Last Thursday my lovely eldest son and I went on a Bushcraft day at Sherwood Pines organised by the Forestry Commission. On the day we learnt a lot about fire building in the forest, and most importantly how to do so safely! This is very, very important advice to ensure the preservation of our beautiful forest and protection of the wildlife, flora and fauna that live there.
Aside from the common sense measures here are some of the pointers our expert ranger Karina gave us:
- When selecting sticks to use in your fire, try the “snap test” (as I like to call it!). If the stick bends it is too wet on the inside to burn. If it snaps then keep it for your fire!
- The fire needs to be in a “pit” to keep it contained and reduce the chances of it spreading. This needs to be surrounded by bricks.
- Ensure the area around the fire is safe and the seated area is a good distance away from the fire.
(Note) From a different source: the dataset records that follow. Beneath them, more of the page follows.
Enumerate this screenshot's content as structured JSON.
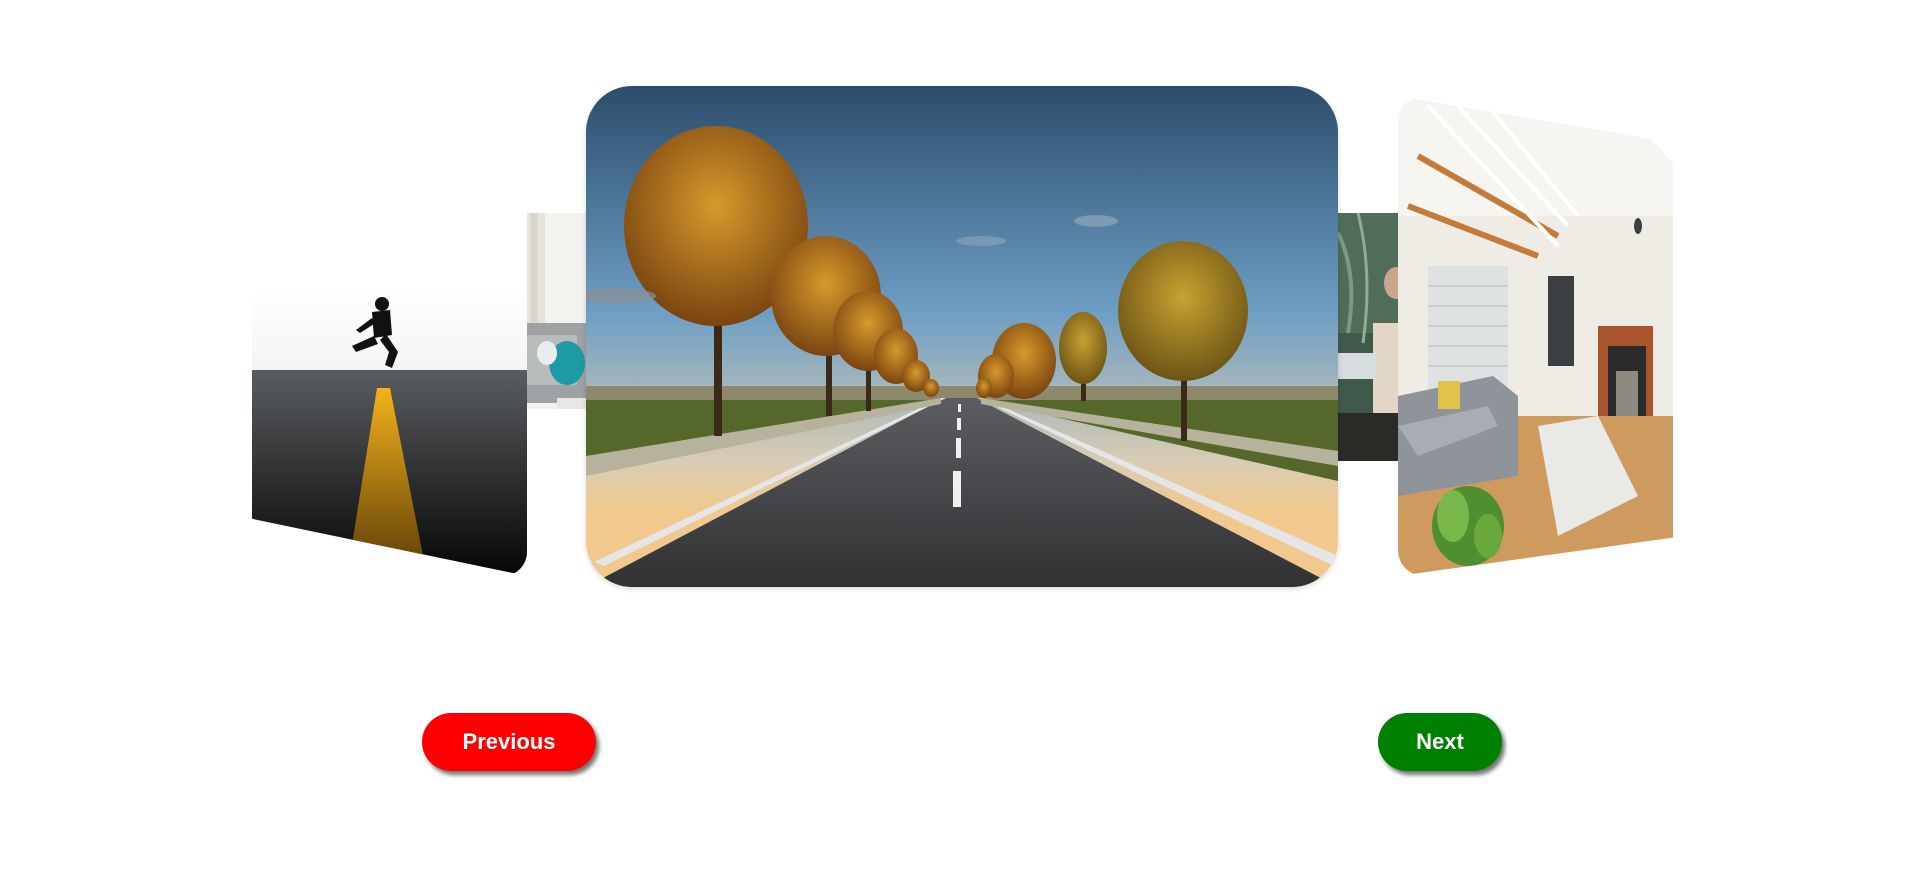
{
  "carousel": {
    "slides": [
      {
        "icon": "sofa-room-photo"
      },
      {
        "icon": "jumping-man-road-photo"
      },
      {
        "icon": "autumn-tree-road-photo"
      },
      {
        "icon": "person-laptop-photo"
      },
      {
        "icon": "living-room-photo"
      }
    ],
    "active_index": 2
  },
  "controls": {
    "previous_label": "Previous",
    "next_label": "Next",
    "previous_color": "#ff0000",
    "next_color": "#008000"
  }
}
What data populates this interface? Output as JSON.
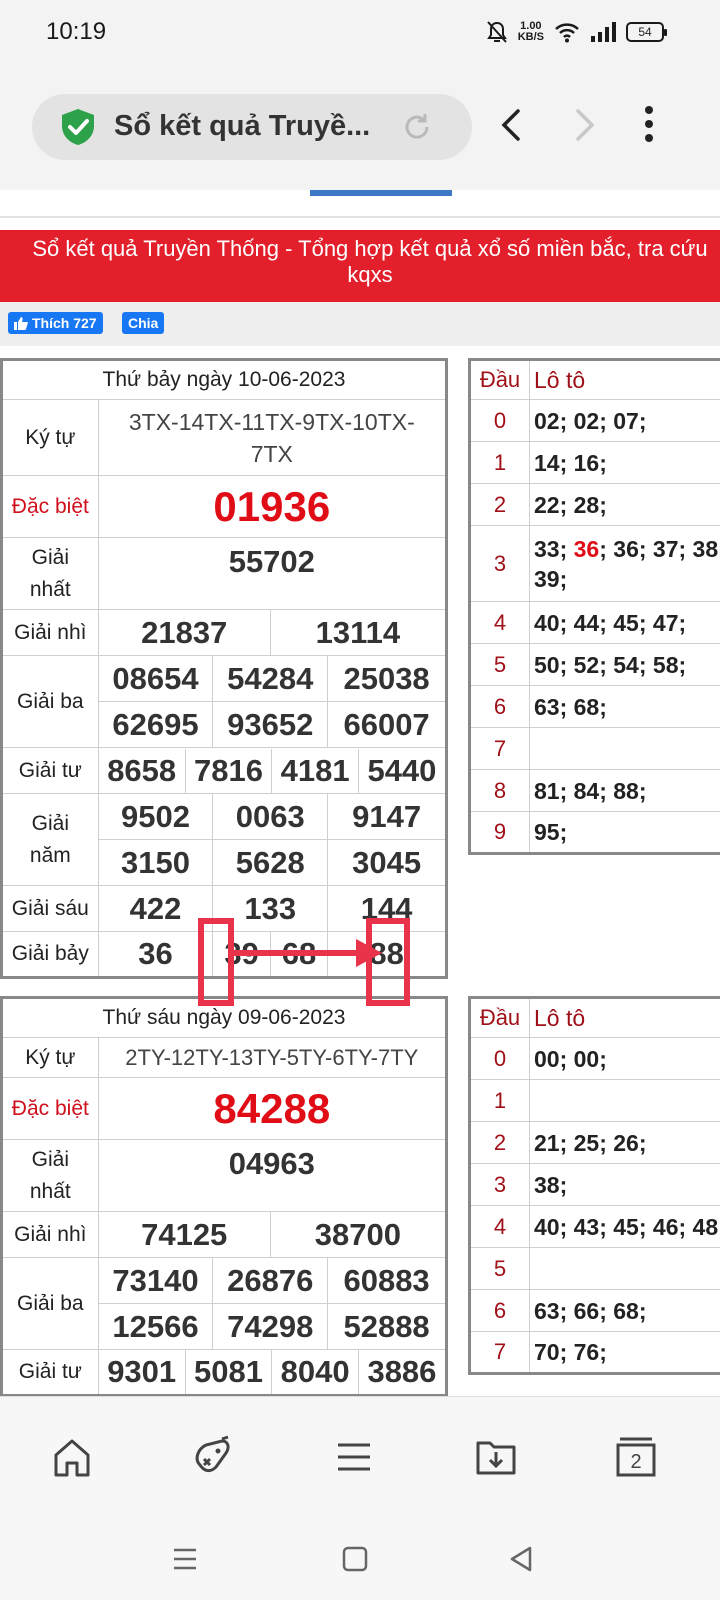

- Keep a bucket of sand and butts full of rain water nearby in case of fire spread.
- Ensure you have the permission of the land owner, forester etc before setting fires and tell the fire brigade what your plans are so they will be alerted to any risks.
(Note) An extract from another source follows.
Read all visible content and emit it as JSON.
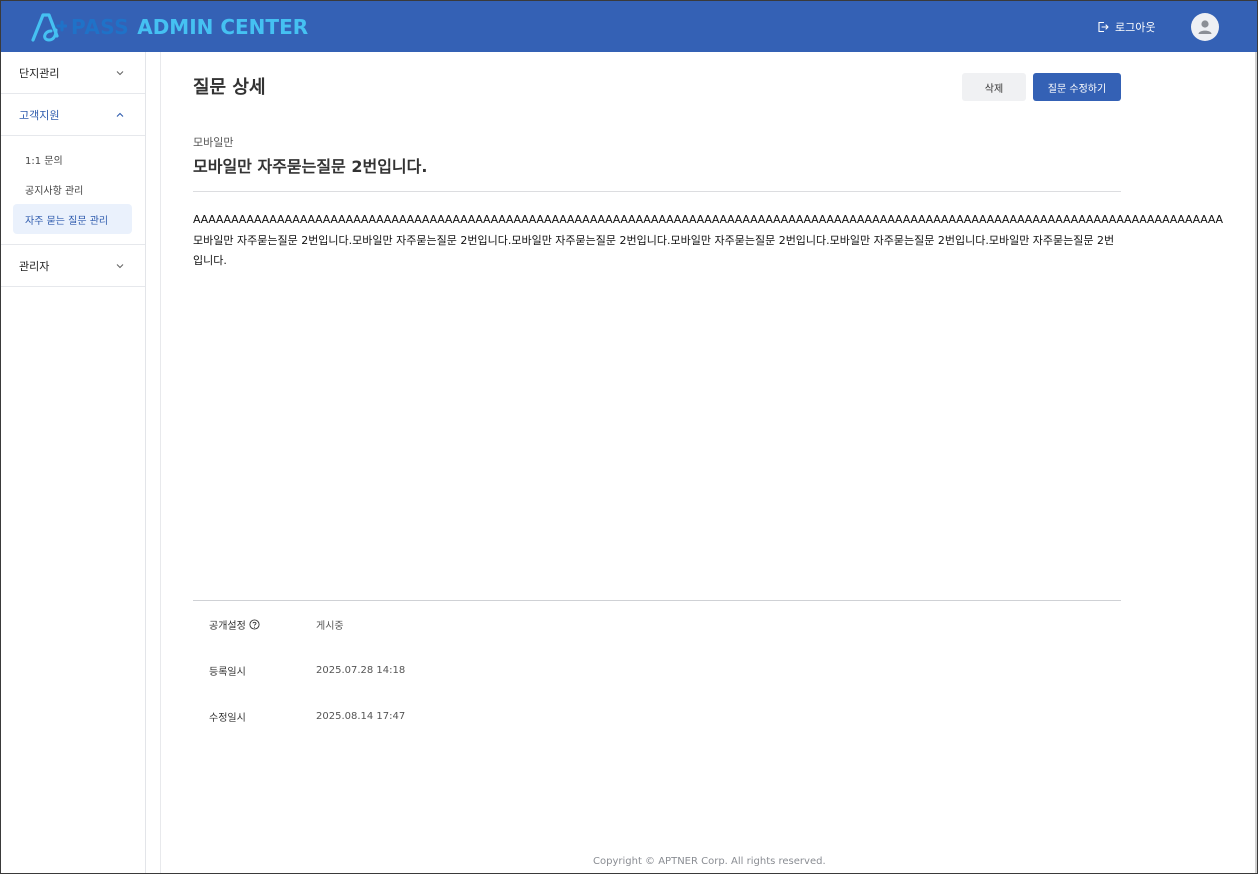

- Be organised with everything needed laid out when setting a fire. Make sure your kindling is sorted into neat piles of thin, medium and thick.
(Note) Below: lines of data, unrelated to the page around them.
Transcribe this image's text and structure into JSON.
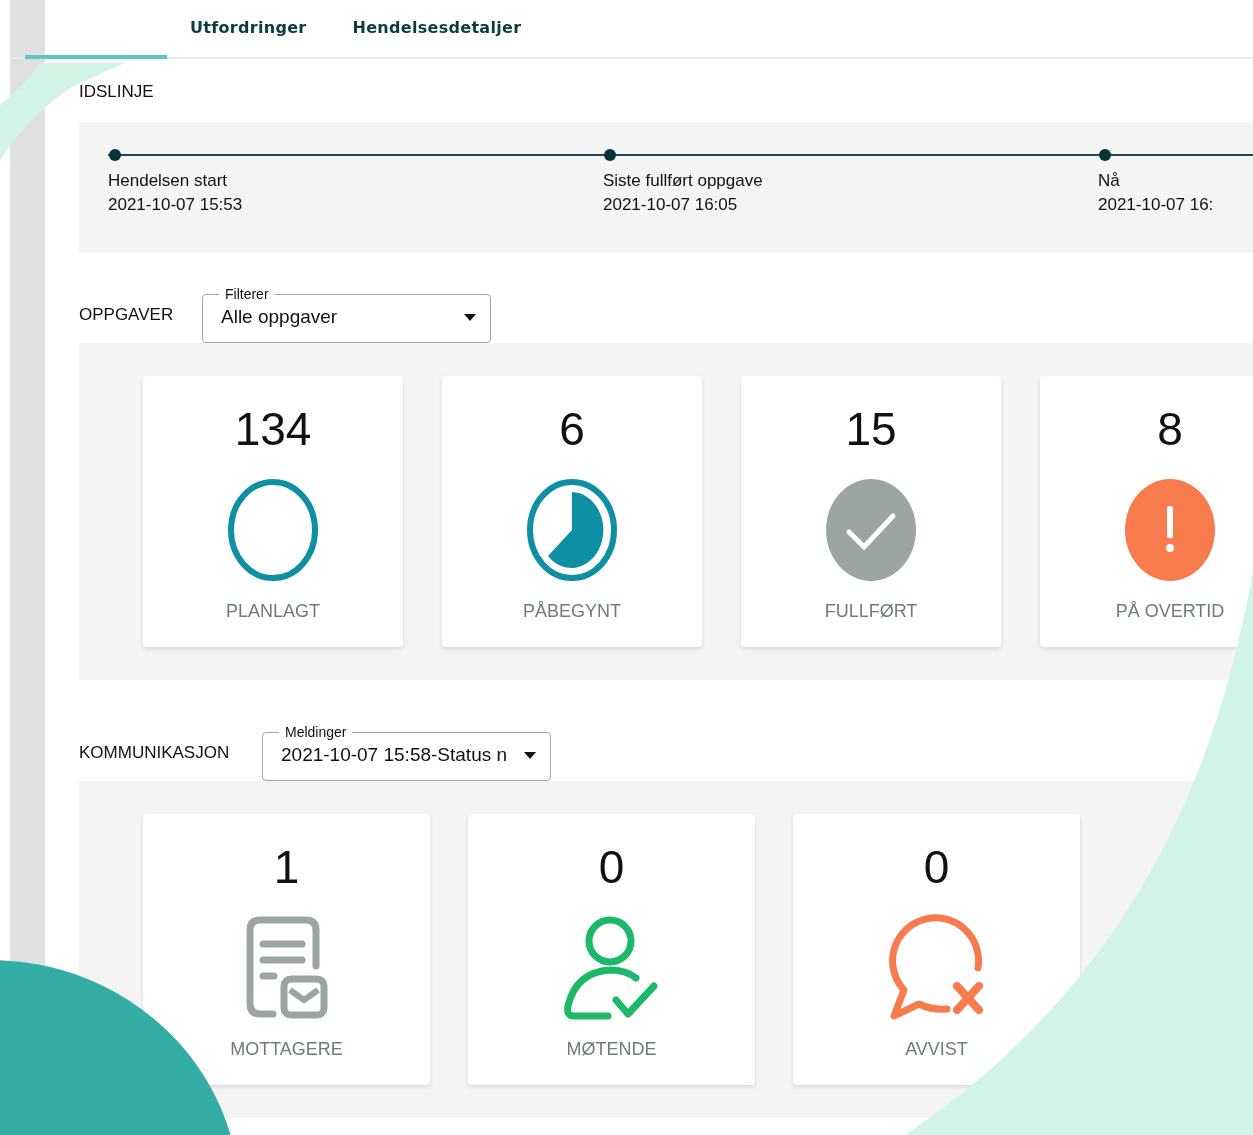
{
  "tabs": [
    {
      "selected": true
    },
    {
      "label": "Utfordringer",
      "selected": false
    },
    {
      "label": "Hendelsesdetaljer",
      "selected": false
    }
  ],
  "timeline": {
    "heading": "IDSLINJE",
    "events": [
      {
        "title": "Hendelsen start",
        "time": "2021-10-07 15:53"
      },
      {
        "title": "Siste fullført oppgave",
        "time": "2021-10-07 16:05"
      },
      {
        "title": "Nå",
        "time": "2021-10-07 16:"
      }
    ]
  },
  "tasks": {
    "heading": "OPPGAVER",
    "filter": {
      "label": "Filterer",
      "value": "Alle oppgaver"
    },
    "cards": [
      {
        "kind": "planned",
        "count": "134",
        "label": "PLANLAGT"
      },
      {
        "kind": "started",
        "count": "6",
        "label": "PÅBEGYNT"
      },
      {
        "kind": "done",
        "count": "15",
        "label": "FULLFØRT"
      },
      {
        "kind": "overdue",
        "count": "8",
        "label": "PÅ OVERTID"
      }
    ]
  },
  "communication": {
    "heading": "KOMMUNIKASJON",
    "filter": {
      "label": "Meldinger",
      "value": "2021-10-07 15:58-Status n"
    },
    "cards": [
      {
        "kind": "recipients",
        "count": "1",
        "label": "MOTTAGERE"
      },
      {
        "kind": "attending",
        "count": "0",
        "label": "MØTENDE"
      },
      {
        "kind": "rejected",
        "count": "0",
        "label": "AVVIST"
      }
    ]
  }
}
- Keep the kindling long to ensure you don’t burn your fingers.
- Keep kindling and other flammable substances well away from the fire area.
- Keep the pile low when stacking twigs.
- Around a fire get down on one knee, thus allowing yourself an easy escape move if things go wrong.
- Lighting fires is best done with your hands bare (rather than gloved) but if you do need to retrieve something from a fire ensure your gloves are non flammable.
- Make sure you extinguish your fire completely when you leave.
Obviously fire lighting is best left to those who are experienced in it so ideally join a group such as the Forestry Commission to ensure you are knowledgeable and safe to yourself and those around you.